22.11.06

Rupees and Guilt

So, here's an original post from an American abroad in India... Lately I've been feeling guilty. Not just sort of, "Oh Gee, I sure come from wealth" kind of guilty. It's the sort of guilty that makes me feel that maybe, just maybe, I've been wrong.

When I decided to come to India, I decided to prepare myself by reading every possible source I could find. I read fiction, history, and those infamous guidebooks/survivial guides/rough guides/tourist guides. At least one section of each tourist guide talked about beggars, explaining that giving money only perpetuates the cycle and that donations discourage them from finding jobs. I was able to sort of process this back before I left, sitting in my cozy, air-conditioned room. It made sense, I supposed. Apparently, the only way to make it through a semester would be to become jaded, which I didn't want to do. I'd been warned by nearly everyone who I met that India would be tough on me, mostly because of what I'd see in my everyday encounters. And it's true. Things upset me easily, especially seeing other people suffer. So, I'd resigned myself to getting upset over here.

But the blinders went up. When I first arrived, I couldn't fathom the way that Indian citizens were able to ignore legless women sitting on the curb and starving children pulling at their shirtsleeves. It seemed callous and inhuman to ignore it. I didn't know what I should do, exactly, but I knew it had to be something. The months went by, and I started to get less and less upset. I'd read articles in the Indian Express about beggars who were offered jobs but turned them down because the jobs paid less than a day of begging. An amazing girl on my trip, Sara, came up with the solution of giving food to children instead of money. After a few times, we noticed the children tossing the food to the ground as soon as we turned our backs. It was disheartening, to say the least. I believed, and possibly still believe, that giving coins to children doesn't help. It goes to their families, who are then probably encouraged to put their barefoot children back on the streets to weave through traffic. But then, what do you do?

I started ignoring it. It makes me feel horrible to say it, but that's what I've been doing since October or so. Telling myself that I couldn't really do anything, since food was wasted and money would encourage it, seemed to help. But, to use an already overused expression, it was like putting a Band-Aid over a bruise. When the logical disconnect of hanging up my cell phone to deny a rupee to a beggar started to pick at my brain, I just shut it off. But I don't know if I can do that anymore.
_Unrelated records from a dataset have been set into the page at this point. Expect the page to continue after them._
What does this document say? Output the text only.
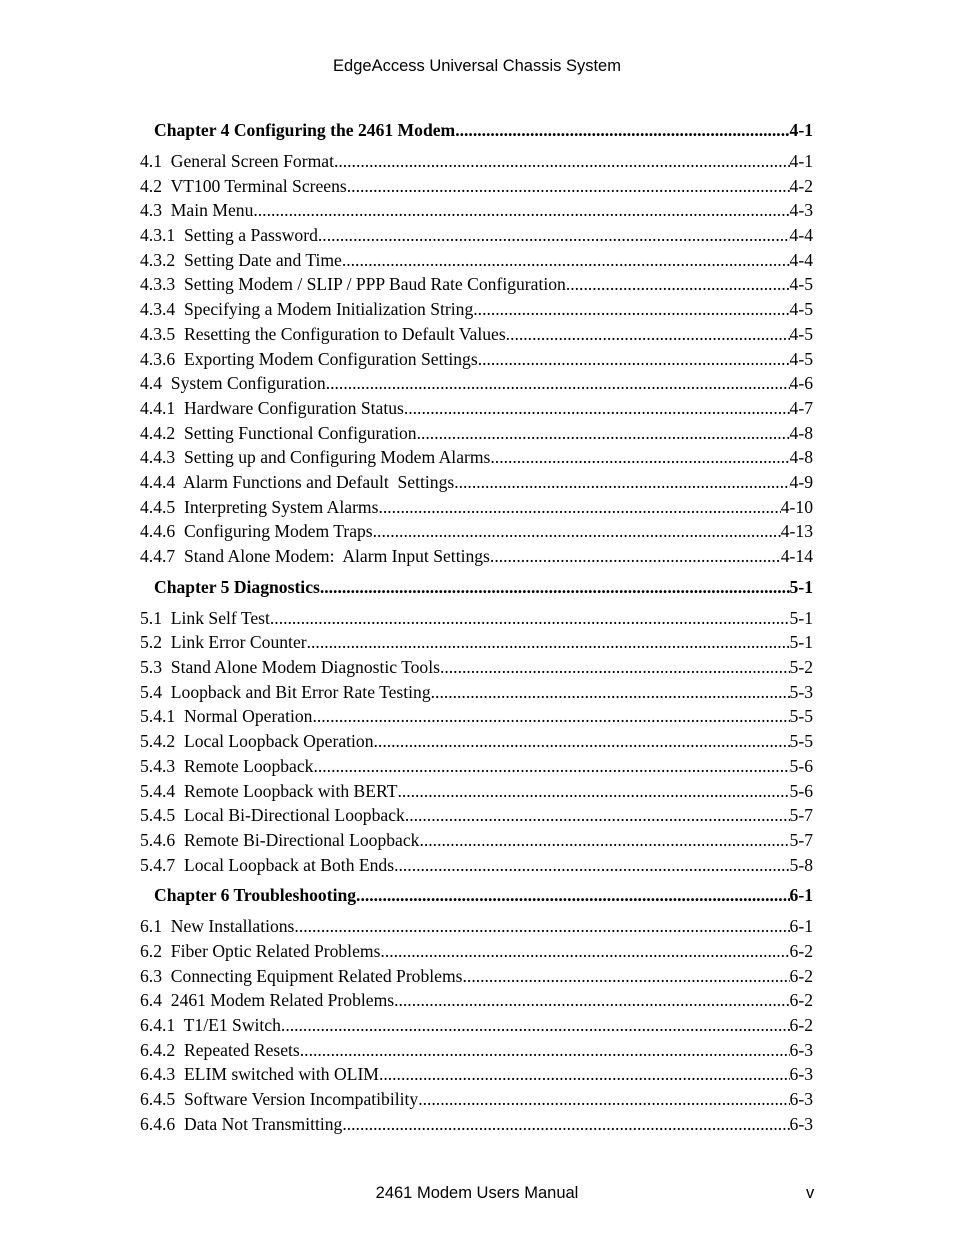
EdgeAccess Universal Chassis System
Chapter 4 Configuring the 2461 Modem .....	4-1
4.1  General Screen Format .....	4-1
4.2  VT100 Terminal Screens .....	4-2
4.3  Main Menu .....	4-3
4.3.1  Setting a Password .....	4-4
4.3.2  Setting Date and Time .....	4-4
4.3.3  Setting Modem / SLIP / PPP Baud Rate Configuration .....	4-5
4.3.4  Specifying a Modem Initialization String .....	4-5
4.3.5  Resetting the Configuration to Default Values .....	4-5
4.3.6  Exporting Modem Configuration Settings .....	4-5
4.4  System Configuration .....	4-6
4.4.1  Hardware Configuration Status .....	4-7
4.4.2  Setting Functional Configuration .....	4-8
4.4.3  Setting up and Configuring Modem Alarms .....	4-8
4.4.4  Alarm Functions and Default  Settings .....	4-9
4.4.5  Interpreting System Alarms .....	4-10
4.4.6  Configuring Modem Traps .....	4-13
4.4.7  Stand Alone Modem:  Alarm Input Settings .....	4-14
Chapter 5 Diagnostics .....	5-1
5.1  Link Self Test .....	5-1
5.2  Link Error Counter .....	5-1
5.3  Stand Alone Modem Diagnostic Tools .....	5-2
5.4  Loopback and Bit Error Rate Testing .....	5-3
5.4.1  Normal Operation .....	5-5
5.4.2  Local Loopback Operation .....	5-5
5.4.3  Remote Loopback .....	5-6
5.4.4  Remote Loopback with BERT .....	5-6
5.4.5  Local Bi-Directional Loopback .....	5-7
5.4.6  Remote Bi-Directional Loopback .....	5-7
5.4.7  Local Loopback at Both Ends .....	5-8
Chapter 6 Troubleshooting .....	6-1
6.1  New Installations .....	6-1
6.2  Fiber Optic Related Problems .....	6-2
6.3  Connecting Equipment Related Problems .....	6-2
6.4  2461 Modem Related Problems .....	6-2
6.4.1  T1/E1 Switch .....	6-2
6.4.2  Repeated Resets .....	6-3
6.4.3  ELIM switched with OLIM .....	6-3
6.4.5  Software Version Incompatibility .....	6-3
6.4.6  Data Not Transmitting .....	6-3
2461 Modem Users Manual	v
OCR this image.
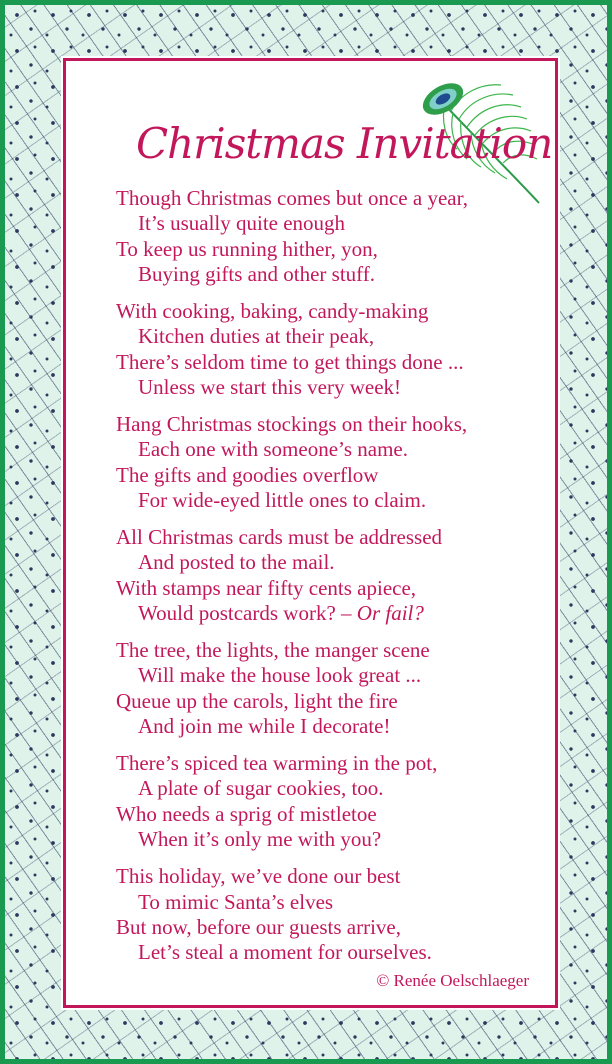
Christmas Invitation

Though Christmas comes but once a year,
It’s usually quite enough
To keep us running hither, yon,
Buying gifts and other stuff.

With cooking, baking, candy-making
Kitchen duties at their peak,
There’s seldom time to get things done ...
Unless we start this very week!

Hang Christmas stockings on their hooks,
Each one with someone’s name.
The gifts and goodies overflow
For wide-eyed little ones to claim.

All Christmas cards must be addressed
And posted to the mail.
With stamps near fifty cents apiece,
Would postcards work? – Or fail?

The tree, the lights, the manger scene
Will make the house look great ...
Queue up the carols, light the fire
And join me while I decorate!

There’s spiced tea warming in the pot,
A plate of sugar cookies, too.
Who needs a sprig of mistletoe
When it’s only me with you?

This holiday, we’ve done our best
To mimic Santa’s elves
But now, before our guests arrive,
Let’s steal a moment for ourselves.

© Renée Oelschlaeger
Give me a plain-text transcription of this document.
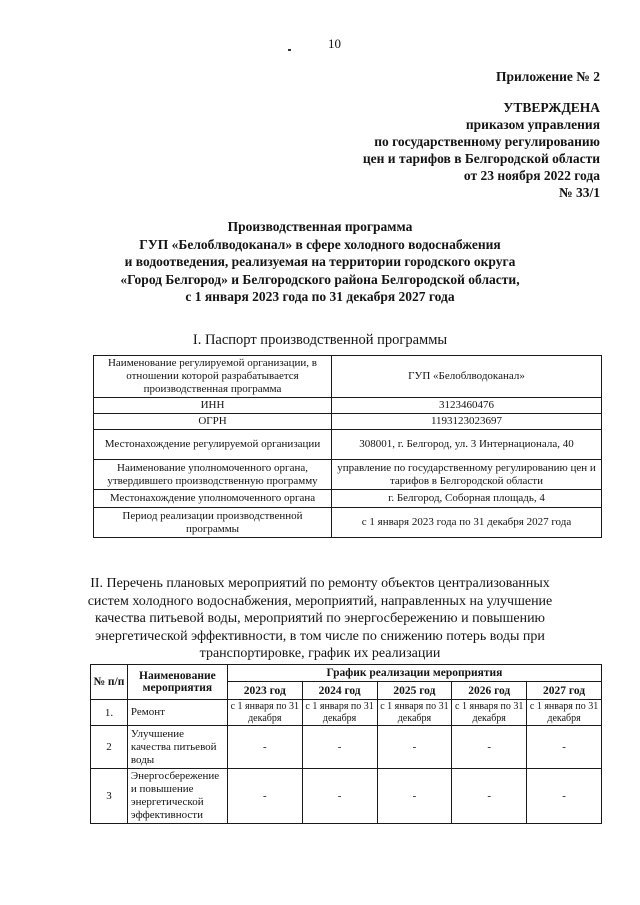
10
Приложение № 2
УТВЕРЖДЕНА
приказом управления
по государственному регулированию
цен и тарифов в Белгородской области
от 23 ноября 2022 года
№ 33/1
Производственная программа
ГУП «Белоблводоканал» в сфере холодного водоснабжения
и водоотведения, реализуемая на территории городского округа
«Город Белгород» и Белгородского района Белгородской области,
с 1 января 2023 года по 31 декабря 2027 года
I. Паспорт производственной программы
Наименование регулируемой организации, в отношении которой разрабатывается производственная программа	ГУП «Белоблводоканал»
ИНН	3123460476
ОГРН	1193123023697
Местонахождение регулируемой организации	308001, г. Белгород, ул. 3 Интернационала, 40
Наименование уполномоченного органа, утвердившего производственную программу	управление по государственному регулированию цен и тарифов в Белгородской области
Местонахождение уполномоченного органа	г. Белгород, Соборная площадь, 4
Период реализации производственной программы	с 1 января 2023 года по 31 декабря 2027 года
II. Перечень плановых мероприятий по ремонту объектов централизованных
систем холодного водоснабжения, мероприятий, направленных на улучшение
качества питьевой воды, мероприятий по энергосбережению и повышению
энергетической эффективности, в том числе по снижению потерь воды при
транспортировке, график их реализации
№ п/п	Наименование мероприятия	График реализации мероприятия				
		2023 год	2024 год	2025 год	2026 год	2027 год
1.	Ремонт	с 1 января по 31 декабря	с 1 января по 31 декабря	с 1 января по 31 декабря	с 1 января по 31 декабря	с 1 января по 31 декабря
2	Улучшение качества питьевой воды	-	-	-	-	-
3	Энергосбережение и повышение энергетической эффективности	-	-	-	-	-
The last thing that I want is a few nice, cleansing, alleviate-my-guilt-from-white-priviledge paragraphs followed by months of inaction. That's not going to cut it anymore. The truth is, I do next to nothing to help others around me. I make some money at campus jobs, but I donate next to nothing of it. I spend hours reading Stephen King, but no time reading to children. Why? I don't want to think that I'm so selfish. But maybe I am.

So, what brougth on this surge of confusion and waking up? I wish I could say it was a poignant, Hallmark Channel-worthy moment with a little girl. Nope. It was reading John Grisham's The Street Lawyer. Figure that one out. Now that I've acklowledged my self-inflicted blindness and justifications, I need to do something about it. If I don't, then thoughts like this and writing like this are pretty much worthless.

Love,
Sarah!

iPod: "Pain," Jimmy Eat World; "23," Jimmy Eat World

2 Comments:

Anonymous Anonymous said...

you have learned so much for being so young! If everyone decided to do something about poverty, there would be a lot less of it! We are really proud of you, Sarah for hanging in there! I can't imagine how difficult it has been for you at times... 2 weeks and counting!!
Love, M

11/26/2006 08:03:00 PM  
Blogger Andrew said...

I was just in India, and I felt the exact same way. I'm struggling with it right now as I caption photos.